Вспоминать? Нельзя. Сойдешь с ума. Гонишь всякую тень воспоминаний, стараешься сразу переключить мозг на механическую работу: считаешь, вспоминаешь стихи, составляешь из букв большого слова другие слова. Но иногда воспоминания овладевали душой, и воля сдавала. Ох, как становилось тяжело.

Стены Казанской тюрьмы полутораметровые, но все-таки там мы слышали пароходные гудки. А ведь я волжанка!
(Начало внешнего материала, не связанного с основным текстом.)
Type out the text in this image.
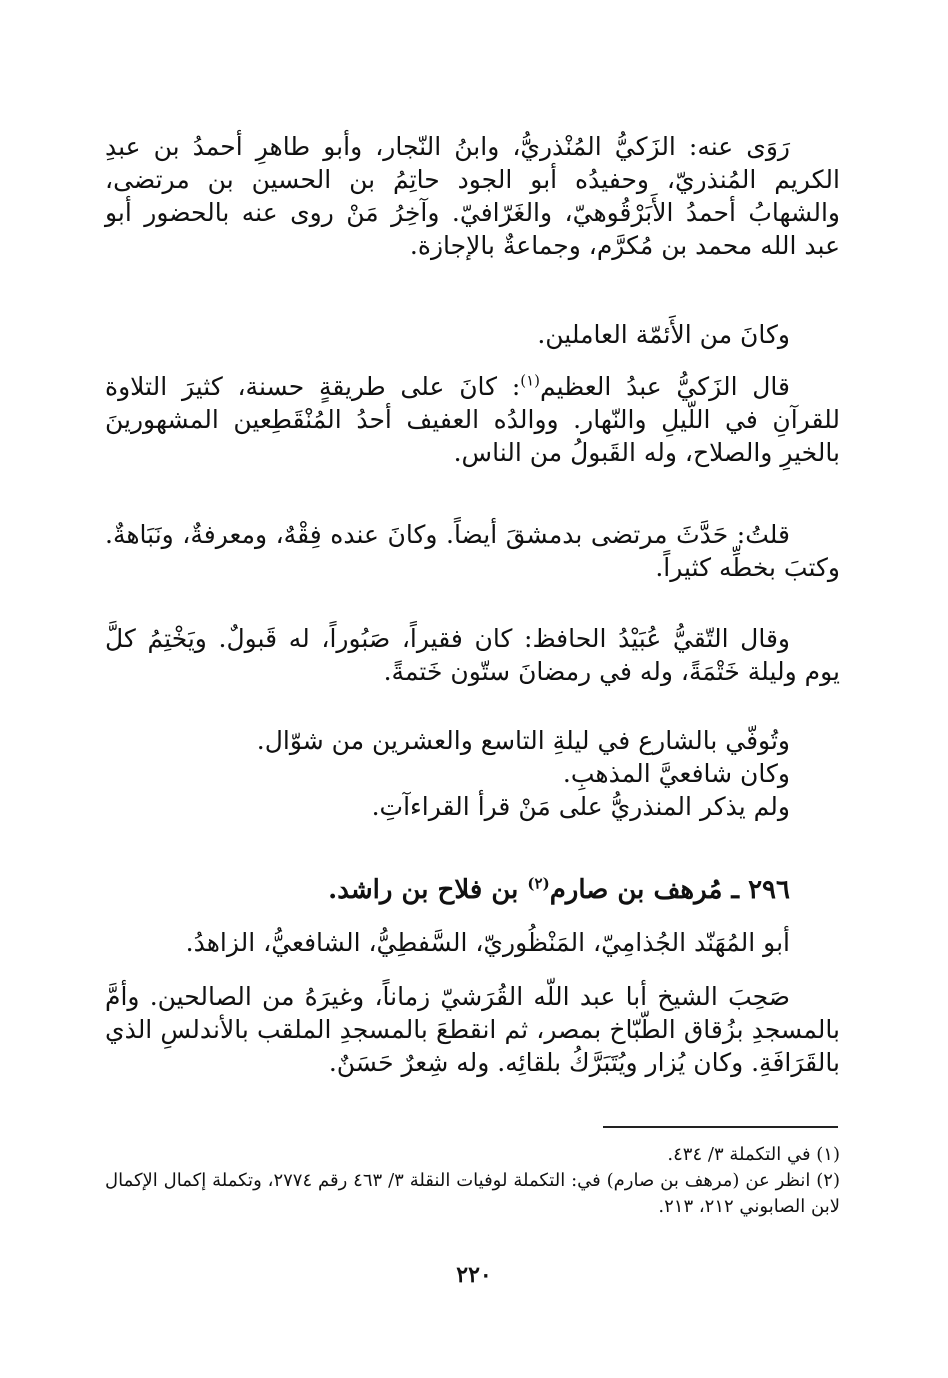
رَوَى عنه: الزَكيُّ المُنْذريُّ، وابنُ النّجار، وأبو طاهرِ أحمدُ بن عبدِ الكريم المُنذريّ، وحفيدُه أبو الجود حاتِمُ بن الحسين بن مرتضى، والشهابُ أحمدُ الأَبَرْقُوهيّ، والغَرّافيّ. وآخِرُ مَنْ روى عنه بالحضور أبو عبد الله محمد بن مُكرَّم، وجماعةٌ بالإجازة.

وكانَ من الأَئمّة العاملين.

قال الزَكيُّ عبدُ العظيم$^{(١)}$: كانَ على طريقةٍ حسنة، كثيرَ التلاوة للقرآنِ في اللّيلِ والنّهار. ووالدُه العفيف أحدُ المُنْقَطِعين المشهورينَ بالخيرِ والصلاح، وله القَبولُ من الناس.

قلتُ: حَدَّثَ مرتضى بدمشقَ أيضاً. وكانَ عنده فِقْهٌ، ومعرفةٌ، ونَبَاهةٌ. وكتبَ بخطِّه كثيراً.

وقال التّقيُّ عُبَيْدُ الحافظ: كان فقيراً، صَبُوراً، له قَبولٌ. ويَخْتِمُ كلَّ يوم وليلة خَتْمَةً، وله في رمضانَ ستّون خَتمةً.

وتُوفّي بالشارع في ليلةِ التاسع والعشرين من شوّال.

وكان شافعيَّ المذهبِ.

ولم يذكر المنذريُّ على مَنْ قرأ القراءآتِ.

٢٩٦ ـ مُرهف بن صارم$^{(٢)}$ بن فلاح بن راشد.

أبو المُهَنّد الجُذامِيّ، المَنْظُوريّ، السَّفطِيُّ، الشافعيُّ، الزاهدُ.

صَحِبَ الشيخ أبا عبد اللّه القُرَشيّ زماناً، وغيرَهُ من الصالحين. وأمَّ بالمسجدِ بزُقاق الطّبّاخ بمصر، ثم انقطعَ بالمسجدِ الملقب بالأندلسِ الذي بالقَرَافَةِ. وكان يُزار ويُتَبَرَّكُ بلقائِه. وله شِعرٌ حَسَنٌ.

(١) في التكملة ٣/ ٤٣٤.

(٢) انظر عن (مرهف بن صارم) في: التكملة لوفيات النقلة ٣/ ٤٦٣ رقم ٢٧٧٤، وتكملة إكمال الإكمال لابن الصابوني ٢١٢، ٢١٣.

٢٢٠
Такой гудок переворачивал душу: я сразу представляла себе Волгу, ее ширь, пароходы, молодость.

Стараешься не слышать, не верить, что вот сейчас, когда я сижу в этом каменном погребе, жизнь идет почти так, как прежде.

    Не может быть, чтоб в этот час

    Шумел зеленый лес и шелестело поле!

    Чтобы на Волге в радостном приволье

    Переливался голубой атлас…

    Не может быть…

    Решетка на окне

    Да дверь с глазком —

    Вот где границы мира.

    Сердца людей запуганы и сиры…

    Я умираю, не могу вздохнуть…

    О Боже, как тяжел мой путь.

К счастью, вспоминала я о воле, о жизни все реже и реже.

Чувство самосохранения заставляло не думать, не терзаться. Старалась создать какой-то свой, призрачный, тюремный быт.

Зина Станицына, моя сокамерница по Соловкам, попала и здесь со мной в одну камеру. Она учила всех алгебре, геометрии, составляла задачи — время как-то проходило.

Я рассказывала шепотом французские романы. Тяжелее всех было Ольге Ивановне Никитиной, старухе ткачихе. Она проработала у станка тридцать пять лет и, как все ткачихи, была глуховата. Шепота она не слышала, а говорить вполголоса не разрешали. Глаза у нее были плохие, и в тюремной темноте она не могла читать. Была она старым членом партии, из тех ивановских ткачих, что воевали на фронтах гражданской войны с Фурмановым. Получила десять лет заключения за то, что выступила на собрании и спросила со свойственной ей грубой прямотой:

"Говорите, все предатели. Что же Ленин-то совсем без глаз был, не видел людей, которые вокруг него жили?"

И вот сидела она и по целым дням шептала про себя — все доказывала, что она правильно сказала.

У Ольги Ивановны осталась дочь на воле, пятнадцатилетняя Ната. Эта дурочка не знала, что в тюрьме письма проходят цензуру. Она писала матери, что хочет вступить в комсомол и попасть на учебу. Для того чтобы ее взяли, она скрывала, что мать в тюрьме. "Пишу везде, что ты умерла, а то нигде не примут. Если "их" не обманывать, никак нельзя мне прожить".

Мать, не имея возможности сказать ей, что письма проходят цензуру, писала:

"Ты должна быть честной, как мать твоя всегда была честной перед родиной, должна всегда писать правду".

А Ната ей отвечала: "Вот ты всегда была честной, тебя и посадили, а кто хитрил, тот живет себе да поживает на воле". Так она ничего и не поняла и продолжала писать письма, которые заставляли сердце бедной Ольги Ивановны разрываться от страха за дочь.